We applied this law to explain how increasing Zeff (effective nuclear charge, Z-S) causes a greater attraction on an electron and how an increasing number of OPEL's (OCCUPIED-by electrons-principal energy levels) will increase distance of valence electrons from the nucleus and thus decrease nuclear attraction on these electrons. We also saw that electron-electron repulsion within a given PEL/shell can cause electrons to "spread out" and increase the size of an anion.

We explained the trends in atomic radius across a period (from left to right) and down a group; we even explained the LACK of change in atomic radius across the transition metals part of a period.
We explained the trend in ionic radius for metals: ALL metal cations are SMALLER than their "parent" atoms and ALL nonmetal ANIONS are LARGER than their "parent" atoms.
We defined the term "isoelectronic" and saw how to compare the sizes of isoelectronic particles.
Tomorrow, I have to very briefly talk about the "Heisenberg Uncertainty Principle", which is philosophically astounding, because I forgot to describe it on Friday. Remind me if you can, thanks!

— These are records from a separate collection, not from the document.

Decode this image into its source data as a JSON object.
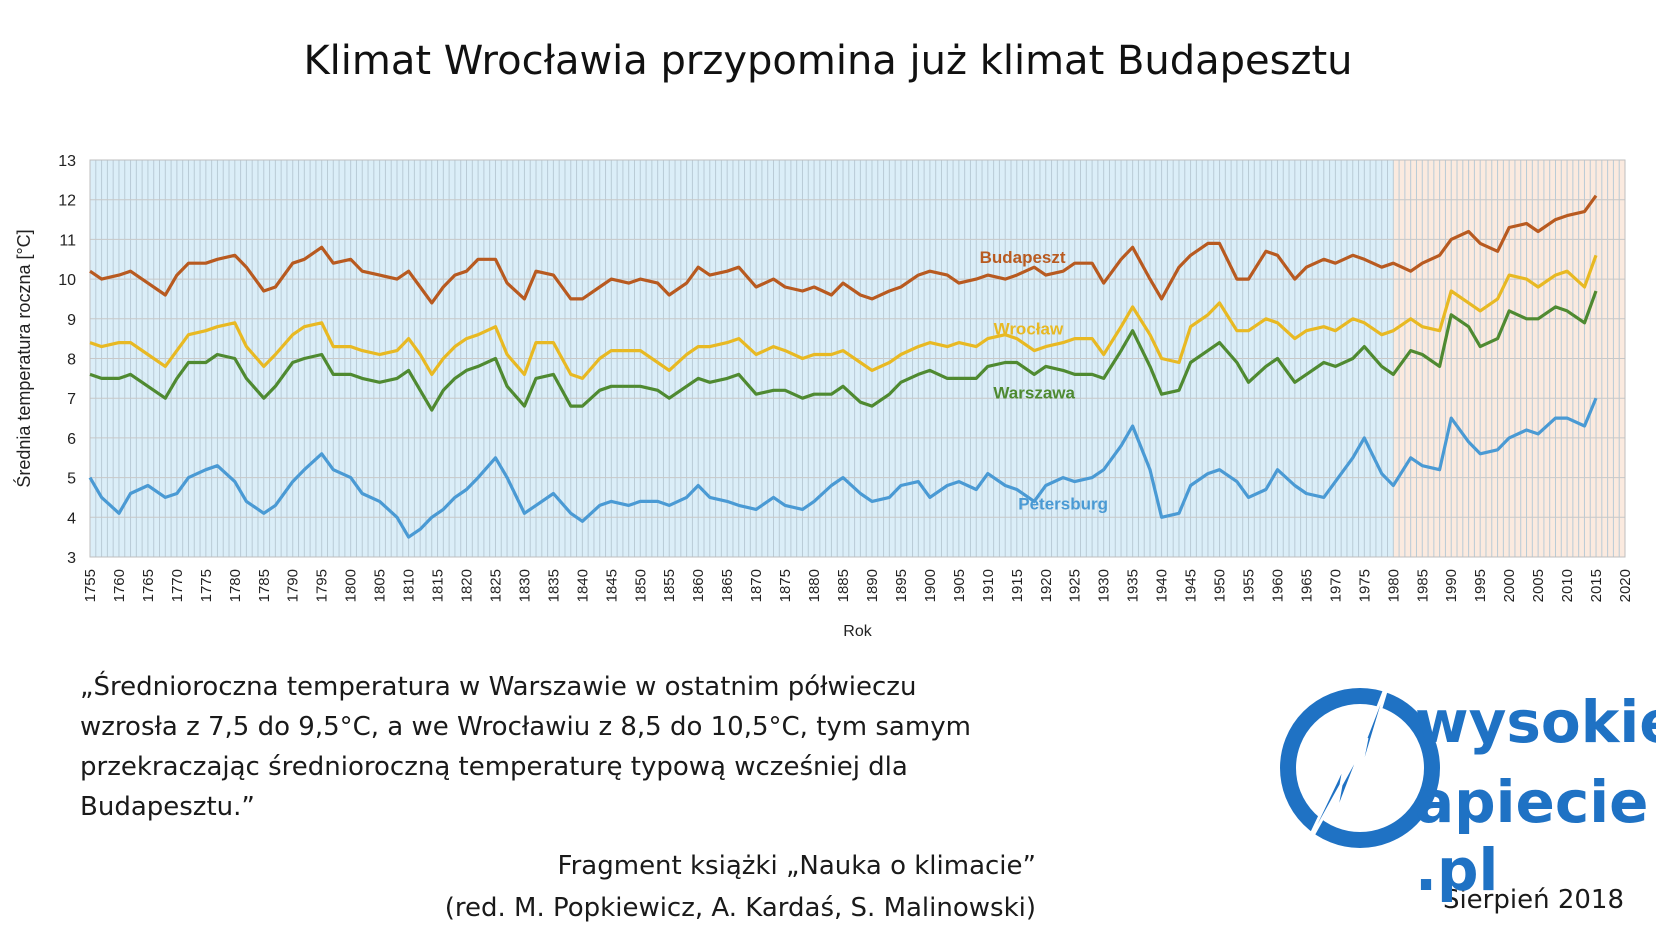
{
  "title": "Klimat Wrocławia przypomina już klimat Budapesztu",
  "chart_data": {
    "type": "line",
    "xlabel": "Rok",
    "ylabel": "Średnia temperatura roczna [°C]",
    "xlim": [
      1755,
      2020
    ],
    "ylim": [
      3,
      13
    ],
    "xticks": [
      1755,
      1760,
      1765,
      1770,
      1775,
      1780,
      1785,
      1790,
      1795,
      1800,
      1805,
      1810,
      1815,
      1820,
      1825,
      1830,
      1835,
      1840,
      1845,
      1850,
      1855,
      1860,
      1865,
      1870,
      1875,
      1880,
      1885,
      1890,
      1895,
      1900,
      1905,
      1910,
      1915,
      1920,
      1925,
      1930,
      1935,
      1940,
      1945,
      1950,
      1955,
      1960,
      1965,
      1970,
      1975,
      1980,
      1985,
      1990,
      1995,
      2000,
      2005,
      2010,
      2015,
      2020
    ],
    "yticks": [
      3,
      4,
      5,
      6,
      7,
      8,
      9,
      10,
      11,
      12,
      13
    ],
    "grid": true,
    "background_bands": [
      {
        "from": 1755,
        "to": 1980,
        "color": "#dbeef8"
      },
      {
        "from": 1980,
        "to": 2020,
        "color": "#fbeadf"
      }
    ],
    "series": [
      {
        "name": "Budapeszt",
        "color": "#b85a20",
        "x": [
          1755,
          1757,
          1760,
          1762,
          1765,
          1768,
          1770,
          1772,
          1775,
          1777,
          1780,
          1782,
          1785,
          1787,
          1790,
          1792,
          1795,
          1797,
          1800,
          1802,
          1805,
          1808,
          1810,
          1812,
          1814,
          1816,
          1818,
          1820,
          1822,
          1825,
          1827,
          1830,
          1832,
          1835,
          1838,
          1840,
          1843,
          1845,
          1848,
          1850,
          1853,
          1855,
          1858,
          1860,
          1862,
          1865,
          1867,
          1870,
          1873,
          1875,
          1878,
          1880,
          1883,
          1885,
          1888,
          1890,
          1893,
          1895,
          1898,
          1900,
          1903,
          1905,
          1908,
          1910,
          1913,
          1915,
          1918,
          1920,
          1923,
          1925,
          1928,
          1930,
          1933,
          1935,
          1938,
          1940,
          1943,
          1945,
          1948,
          1950,
          1953,
          1955,
          1958,
          1960,
          1963,
          1965,
          1968,
          1970,
          1973,
          1975,
          1978,
          1980,
          1983,
          1985,
          1988,
          1990,
          1993,
          1995,
          1998,
          2000,
          2003,
          2005,
          2008,
          2010,
          2013,
          2015
        ],
        "y": [
          10.2,
          10,
          10.1,
          10.2,
          9.9,
          9.6,
          10.1,
          10.4,
          10.4,
          10.5,
          10.6,
          10.3,
          9.7,
          9.8,
          10.4,
          10.5,
          10.8,
          10.4,
          10.5,
          10.2,
          10.1,
          10,
          10.2,
          9.8,
          9.4,
          9.8,
          10.1,
          10.2,
          10.5,
          10.5,
          9.9,
          9.5,
          10.2,
          10.1,
          9.5,
          9.5,
          9.8,
          10,
          9.9,
          10,
          9.9,
          9.6,
          9.9,
          10.3,
          10.1,
          10.2,
          10.3,
          9.8,
          10,
          9.8,
          9.7,
          9.8,
          9.6,
          9.9,
          9.6,
          9.5,
          9.7,
          9.8,
          10.1,
          10.2,
          10.1,
          9.9,
          10,
          10.1,
          10,
          10.1,
          10.3,
          10.1,
          10.2,
          10.4,
          10.4,
          9.9,
          10.5,
          10.8,
          10,
          9.5,
          10.3,
          10.6,
          10.9,
          10.9,
          10,
          10,
          10.7,
          10.6,
          10,
          10.3,
          10.5,
          10.4,
          10.6,
          10.5,
          10.3,
          10.4,
          10.2,
          10.4,
          10.6,
          11,
          11.2,
          10.9,
          10.7,
          11.3,
          11.4,
          11.2,
          11.5,
          11.6,
          11.7,
          12.1
        ]
      },
      {
        "name": "Wrocław",
        "color": "#e8b923",
        "x": [
          1755,
          1757,
          1760,
          1762,
          1765,
          1768,
          1770,
          1772,
          1775,
          1777,
          1780,
          1782,
          1785,
          1787,
          1790,
          1792,
          1795,
          1797,
          1800,
          1802,
          1805,
          1808,
          1810,
          1812,
          1814,
          1816,
          1818,
          1820,
          1822,
          1825,
          1827,
          1830,
          1832,
          1835,
          1838,
          1840,
          1843,
          1845,
          1848,
          1850,
          1853,
          1855,
          1858,
          1860,
          1862,
          1865,
          1867,
          1870,
          1873,
          1875,
          1878,
          1880,
          1883,
          1885,
          1888,
          1890,
          1893,
          1895,
          1898,
          1900,
          1903,
          1905,
          1908,
          1910,
          1913,
          1915,
          1918,
          1920,
          1923,
          1925,
          1928,
          1930,
          1933,
          1935,
          1938,
          1940,
          1943,
          1945,
          1948,
          1950,
          1953,
          1955,
          1958,
          1960,
          1963,
          1965,
          1968,
          1970,
          1973,
          1975,
          1978,
          1980,
          1983,
          1985,
          1988,
          1990,
          1993,
          1995,
          1998,
          2000,
          2003,
          2005,
          2008,
          2010,
          2013,
          2015
        ],
        "y": [
          8.4,
          8.3,
          8.4,
          8.4,
          8.1,
          7.8,
          8.2,
          8.6,
          8.7,
          8.8,
          8.9,
          8.3,
          7.8,
          8.1,
          8.6,
          8.8,
          8.9,
          8.3,
          8.3,
          8.2,
          8.1,
          8.2,
          8.5,
          8.1,
          7.6,
          8,
          8.3,
          8.5,
          8.6,
          8.8,
          8.1,
          7.6,
          8.4,
          8.4,
          7.6,
          7.5,
          8,
          8.2,
          8.2,
          8.2,
          7.9,
          7.7,
          8.1,
          8.3,
          8.3,
          8.4,
          8.5,
          8.1,
          8.3,
          8.2,
          8,
          8.1,
          8.1,
          8.2,
          7.9,
          7.7,
          7.9,
          8.1,
          8.3,
          8.4,
          8.3,
          8.4,
          8.3,
          8.5,
          8.6,
          8.5,
          8.2,
          8.3,
          8.4,
          8.5,
          8.5,
          8.1,
          8.8,
          9.3,
          8.6,
          8,
          7.9,
          8.8,
          9.1,
          9.4,
          8.7,
          8.7,
          9,
          8.9,
          8.5,
          8.7,
          8.8,
          8.7,
          9,
          8.9,
          8.6,
          8.7,
          9,
          8.8,
          8.7,
          9.7,
          9.4,
          9.2,
          9.5,
          10.1,
          10,
          9.8,
          10.1,
          10.2,
          9.8,
          10.6
        ]
      },
      {
        "name": "Warszawa",
        "color": "#4f8a31",
        "x": [
          1755,
          1757,
          1760,
          1762,
          1765,
          1768,
          1770,
          1772,
          1775,
          1777,
          1780,
          1782,
          1785,
          1787,
          1790,
          1792,
          1795,
          1797,
          1800,
          1802,
          1805,
          1808,
          1810,
          1812,
          1814,
          1816,
          1818,
          1820,
          1822,
          1825,
          1827,
          1830,
          1832,
          1835,
          1838,
          1840,
          1843,
          1845,
          1848,
          1850,
          1853,
          1855,
          1858,
          1860,
          1862,
          1865,
          1867,
          1870,
          1873,
          1875,
          1878,
          1880,
          1883,
          1885,
          1888,
          1890,
          1893,
          1895,
          1898,
          1900,
          1903,
          1905,
          1908,
          1910,
          1913,
          1915,
          1918,
          1920,
          1923,
          1925,
          1928,
          1930,
          1933,
          1935,
          1938,
          1940,
          1943,
          1945,
          1948,
          1950,
          1953,
          1955,
          1958,
          1960,
          1963,
          1965,
          1968,
          1970,
          1973,
          1975,
          1978,
          1980,
          1983,
          1985,
          1988,
          1990,
          1993,
          1995,
          1998,
          2000,
          2003,
          2005,
          2008,
          2010,
          2013,
          2015
        ],
        "y": [
          7.6,
          7.5,
          7.5,
          7.6,
          7.3,
          7,
          7.5,
          7.9,
          7.9,
          8.1,
          8,
          7.5,
          7,
          7.3,
          7.9,
          8,
          8.1,
          7.6,
          7.6,
          7.5,
          7.4,
          7.5,
          7.7,
          7.2,
          6.7,
          7.2,
          7.5,
          7.7,
          7.8,
          8,
          7.3,
          6.8,
          7.5,
          7.6,
          6.8,
          6.8,
          7.2,
          7.3,
          7.3,
          7.3,
          7.2,
          7,
          7.3,
          7.5,
          7.4,
          7.5,
          7.6,
          7.1,
          7.2,
          7.2,
          7,
          7.1,
          7.1,
          7.3,
          6.9,
          6.8,
          7.1,
          7.4,
          7.6,
          7.7,
          7.5,
          7.5,
          7.5,
          7.8,
          7.9,
          7.9,
          7.6,
          7.8,
          7.7,
          7.6,
          7.6,
          7.5,
          8.2,
          8.7,
          7.8,
          7.1,
          7.2,
          7.9,
          8.2,
          8.4,
          7.9,
          7.4,
          7.8,
          8,
          7.4,
          7.6,
          7.9,
          7.8,
          8,
          8.3,
          7.8,
          7.6,
          8.2,
          8.1,
          7.8,
          9.1,
          8.8,
          8.3,
          8.5,
          9.2,
          9,
          9,
          9.3,
          9.2,
          8.9,
          9.7
        ]
      },
      {
        "name": "Petersburg",
        "color": "#4a9ad4",
        "x": [
          1755,
          1757,
          1760,
          1762,
          1765,
          1768,
          1770,
          1772,
          1775,
          1777,
          1780,
          1782,
          1785,
          1787,
          1790,
          1792,
          1795,
          1797,
          1800,
          1802,
          1805,
          1808,
          1810,
          1812,
          1814,
          1816,
          1818,
          1820,
          1822,
          1825,
          1827,
          1830,
          1832,
          1835,
          1838,
          1840,
          1843,
          1845,
          1848,
          1850,
          1853,
          1855,
          1858,
          1860,
          1862,
          1865,
          1867,
          1870,
          1873,
          1875,
          1878,
          1880,
          1883,
          1885,
          1888,
          1890,
          1893,
          1895,
          1898,
          1900,
          1903,
          1905,
          1908,
          1910,
          1913,
          1915,
          1918,
          1920,
          1923,
          1925,
          1928,
          1930,
          1933,
          1935,
          1938,
          1940,
          1943,
          1945,
          1948,
          1950,
          1953,
          1955,
          1958,
          1960,
          1963,
          1965,
          1968,
          1970,
          1973,
          1975,
          1978,
          1980,
          1983,
          1985,
          1988,
          1990,
          1993,
          1995,
          1998,
          2000,
          2003,
          2005,
          2008,
          2010,
          2013,
          2015
        ],
        "y": [
          5,
          4.5,
          4.1,
          4.6,
          4.8,
          4.5,
          4.6,
          5,
          5.2,
          5.3,
          4.9,
          4.4,
          4.1,
          4.3,
          4.9,
          5.2,
          5.6,
          5.2,
          5,
          4.6,
          4.4,
          4,
          3.5,
          3.7,
          4,
          4.2,
          4.5,
          4.7,
          5,
          5.5,
          5,
          4.1,
          4.3,
          4.6,
          4.1,
          3.9,
          4.3,
          4.4,
          4.3,
          4.4,
          4.4,
          4.3,
          4.5,
          4.8,
          4.5,
          4.4,
          4.3,
          4.2,
          4.5,
          4.3,
          4.2,
          4.4,
          4.8,
          5,
          4.6,
          4.4,
          4.5,
          4.8,
          4.9,
          4.5,
          4.8,
          4.9,
          4.7,
          5.1,
          4.8,
          4.7,
          4.4,
          4.8,
          5,
          4.9,
          5,
          5.2,
          5.8,
          6.3,
          5.2,
          4,
          4.1,
          4.8,
          5.1,
          5.2,
          4.9,
          4.5,
          4.7,
          5.2,
          4.8,
          4.6,
          4.5,
          4.9,
          5.5,
          6,
          5.1,
          4.8,
          5.5,
          5.3,
          5.2,
          6.5,
          5.9,
          5.6,
          5.7,
          6,
          6.2,
          6.1,
          6.5,
          6.5,
          6.3,
          7
        ]
      }
    ]
  },
  "quote": {
    "lines": [
      "„Średnioroczna temperatura w Warszawie w ostatnim półwieczu",
      "wzrosła z 7,5 do 9,5°C, a we Wrocławiu z 8,5 do 10,5°C, tym samym",
      "przekraczając średnioroczną temperaturę typową wcześniej dla",
      "Budapesztu.”"
    ]
  },
  "source": {
    "line1": "Fragment książki „Nauka o klimacie”",
    "line2": "(red. M. Popkiewicz, A. Kardaś, S. Malinowski)"
  },
  "date": "Sierpień 2018",
  "logo": {
    "top": "wysokie",
    "bottom": "apiecie .pl",
    "color": "#1f72c4"
  }
}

Bio 6/7- we introduced our new unit on Cells and Cell Processes. We discussed the basic unit of all living things and also the difference between a live and dead organism at most fundamental molecular level! Living things are vast collections of ORGANIZED organic and inorganic molecules! Dead things have a less coordinated and organized collection of these molecules. Non-living things, no matter how organized, are NOT made up of the molecules organized as CELLS!
We then continued to work on our lab write-ups.

Bio 8- we introduced our new unit on Cells and Cell Processes. We discussed the basic unit of all living things and also the difference between a live and dead organism at most fundamental molecular level! Living things are vast collections of ORGANIZED organic and inorganic molecules! Dead things have a less coordinated and organized collection of these molecules. Non-living things, no matter how organized, are NOT made up of the molecules organized as CELLS!